Kurioserweise könnte das Toyota-Aus die Übernahme des BMW-Sauber- Rennstalls beschleunigen. «Wir werden nun mit der FIA die entsprechenden Auswirkungen für das BMW Sauber F1 Team besprechen», sagte BMW-Motorsportchef Mario Theissen der dpa. Noch immer hängt die Übernahme des werkseigenen BMW-Sauber-Teams durch die Investorengruppe Qadbak von einem garantierten Startplatz im kommenden Jahr ab. Bislang steht man auf der Warteliste.
Hersteller Toyota, dem bei der Veröffentlichung der Zahlen an diesem Donnerstag für das zweite Geschäftsquartal im zweiten Jahr nacheinander Verluste drohen, hatte sich einen Startplatz gesichert. Dieser wäre nun praktisch erstmal frei, solange sich wie vor einem Jahr bei Honda durch Brawn kein Käufer findet.
Die Japaner unterzeichneten im Gegensatz zu BMW das im Sommer verabschiedete neue Concorde Agreement, das ja eigentlich die Teams zur Teilnahme bis einschließlich 2012 verpflichtet. Das Aus dürfte eine entsprechende Strafe zur Folge haben. Seit Monaten machten aber Zweifel an der Formel-1-Zukunft der Japaner die Runde. Der deutsche Pilot Timo Glock erklärte jüngst in Abu Dhabi, dass ein Verbleib bei Toyota weniger wahrscheinlich sei. Er wird gewusst haben, warum.
Im Land des Lächelns macht man ernst.
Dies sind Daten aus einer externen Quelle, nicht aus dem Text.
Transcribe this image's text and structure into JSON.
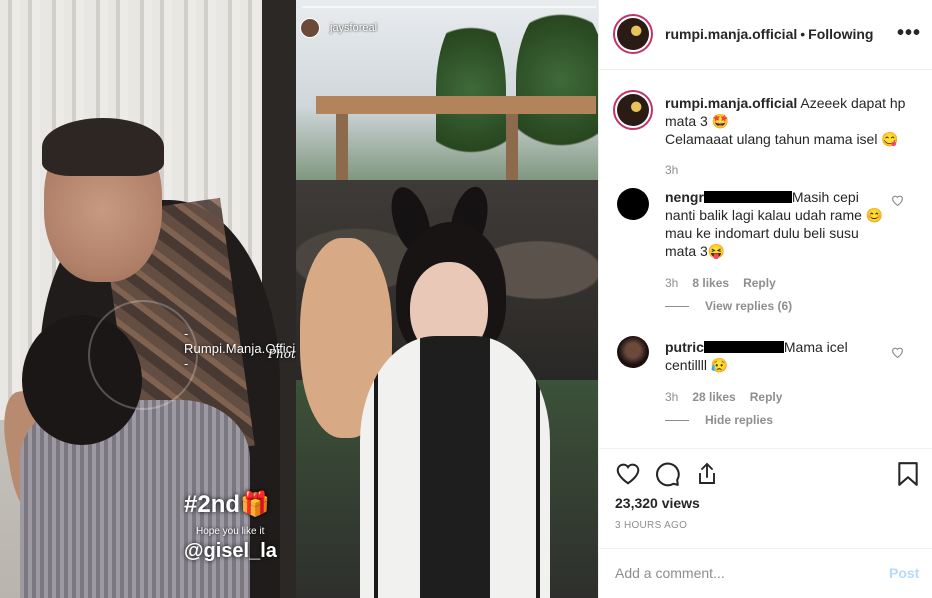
{
  "media": {
    "left_watermark": "- Rumpi.Manja.Official -",
    "left_app_mark": "PhotoGrid",
    "left_overlay_title": "#2nd🎁",
    "left_overlay_sub": "Hope you like it",
    "left_overlay_tag": "@gisel_la",
    "story_username": "jaysforeal"
  },
  "header": {
    "username": "rumpi.manja.official",
    "separator": "•",
    "follow_status": "Following",
    "more": "•••"
  },
  "caption": {
    "username": "rumpi.manja.official",
    "line1": "Azeeek dapat hp mata 3 🤩",
    "line2": "Celamaaat ulang tahun mama isel 😋",
    "time": "3h"
  },
  "comments": [
    {
      "username_prefix": "nengr",
      "text": "Masih cepi nanti balik lagi kalau udah rame 😊 mau ke indomart dulu beli susu mata 3😝",
      "time": "3h",
      "likes": "8 likes",
      "reply": "Reply",
      "view_replies": "View replies (6)"
    },
    {
      "username_prefix": "putric",
      "text": "Mama icel centillll 😥",
      "time": "3h",
      "likes": "28 likes",
      "reply": "Reply",
      "view_replies": "Hide replies"
    }
  ],
  "stats": {
    "views": "23,320 views",
    "ago": "3 HOURS AGO"
  },
  "composer": {
    "placeholder": "Add a comment...",
    "post": "Post"
  },
  "colors": {
    "story_ring": "#c4326b",
    "post_button_disabled": "#b3dbff",
    "muted_text": "#8e8e8e"
  }
}
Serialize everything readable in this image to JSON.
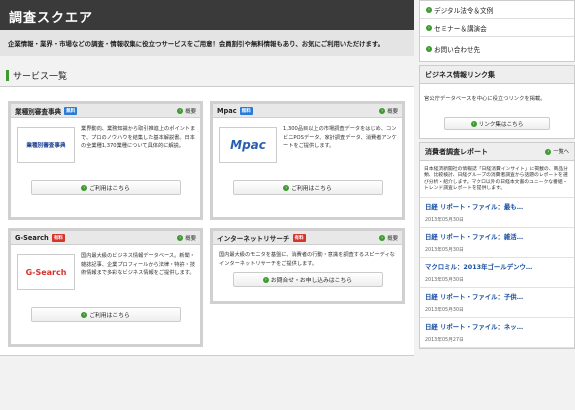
{
  "header": {
    "title": "調査スクエア"
  },
  "intro": {
    "text": "企業情報・業界・市場などの調査・情報収集に役立つサービスをご用意！会員割引や無料情報もあり、お気にご利用いただけます。"
  },
  "services": {
    "heading": "サービス一覧",
    "cards": [
      {
        "name": "業種別審査事典",
        "tag": "無料",
        "overview": "概要",
        "logo_text": "業種別審査事典",
        "description": "業界動向、業務知識から取引推進上のポイントまで、プロのノウハウを結集した基本解説書。日本の全業種1,370業種について具体的に解説。",
        "button": "ご利用はこちら"
      },
      {
        "name": "Mpac",
        "tag": "無料",
        "overview": "概要",
        "logo_text": "Mpac",
        "description": "1,300品目以上の市場調査データをはじめ、コンビニPOSデータ、家計調査データ、消費者アンケートをご提供します。",
        "button": "ご利用はこちら"
      },
      {
        "name": "G-Search",
        "tag": "有料",
        "overview": "概要",
        "logo_text": "G-Search",
        "description": "国内最大級のビジネス情報データベース。新聞・雑誌記事、企業プロフィールから法律・特許・技術情報まで多彩なビジネス情報をご提供します。",
        "button": "ご利用はこちら"
      },
      {
        "name": "インターネットリサーチ",
        "tag": "有料",
        "overview": "概要",
        "description": "国内最大級のモニタを基盤に、消費者の行動・意識を調査するスピーディなインターネットリサーチをご提供します。",
        "button": "お問合せ・お申し込みはこちら"
      }
    ]
  },
  "sidebar": {
    "nav": [
      "デジタル法令＆文例",
      "セミナー＆講演会",
      "お問い合わせ先"
    ],
    "biz_links": {
      "title": "ビジネス情報リンク集",
      "text": "官公庁データベースを中心に役立つリンクを掲載。",
      "button": "リンク集はこちら"
    },
    "reports": {
      "title": "消費者調査レポート",
      "more": "一覧へ",
      "description": "日本経済新聞社の情報誌「日経消費インサイト」に掲載の、商品分類、比較検討、日経グループの消費者調査から話題のレポートを選び分析・紹介します。マクロ以外の日経本文書のユニークな番組・トレンド調査レポートを提供します。",
      "items": [
        {
          "title": "日経 リポート・ファイル：最も…",
          "date": "2013年05月30日"
        },
        {
          "title": "日経 リポート・ファイル：雑活…",
          "date": "2013年05月30日"
        },
        {
          "title": "マクロミル：2013年ゴールデンウ…",
          "date": "2013年05月30日"
        },
        {
          "title": "日経 リポート・ファイル：子供…",
          "date": "2013年05月30日"
        },
        {
          "title": "日経 リポート・ファイル：ネッ…",
          "date": "2013年05月27日"
        }
      ]
    }
  }
}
Auch ein Sieg hätte an der Entscheidung nichts geändert, betonte Toyoda. Als beste Platzierungen sprangen ohnehin nur zweite Ränge heraus, zweimal unter anderem durch Glock (Ungarn 2008/Singapur 2009). Mehr als Vierter in der Konstrukteurs-Weltmeisterschaft (2005) war auch nicht drin. Siege und WM-Titel? Fehlanzeige nach 139 Rennteilnahmen.
Toyotas totaler Rückzug beinhaltet auch das Engagement als Motorenlieferant. Williams, für das der designierte deutsche Debütant Nico Hülkenberg 2010 Gas geben wird, hatte den Vertrag mit den Japanern nicht verlängert. Die Zeichen standen im Fahrerlager schon länger auf Abschied. Als die Crew am Sonntagabend in der Wüste die Koffer packte, standen ihnen Ungewissheit und Sorge ins Gesicht geschrieben. Sie waren abhängig von der Entscheidung aus Tokio. Und das für sie Schlimmste trat ein. Sayonara, Toyota.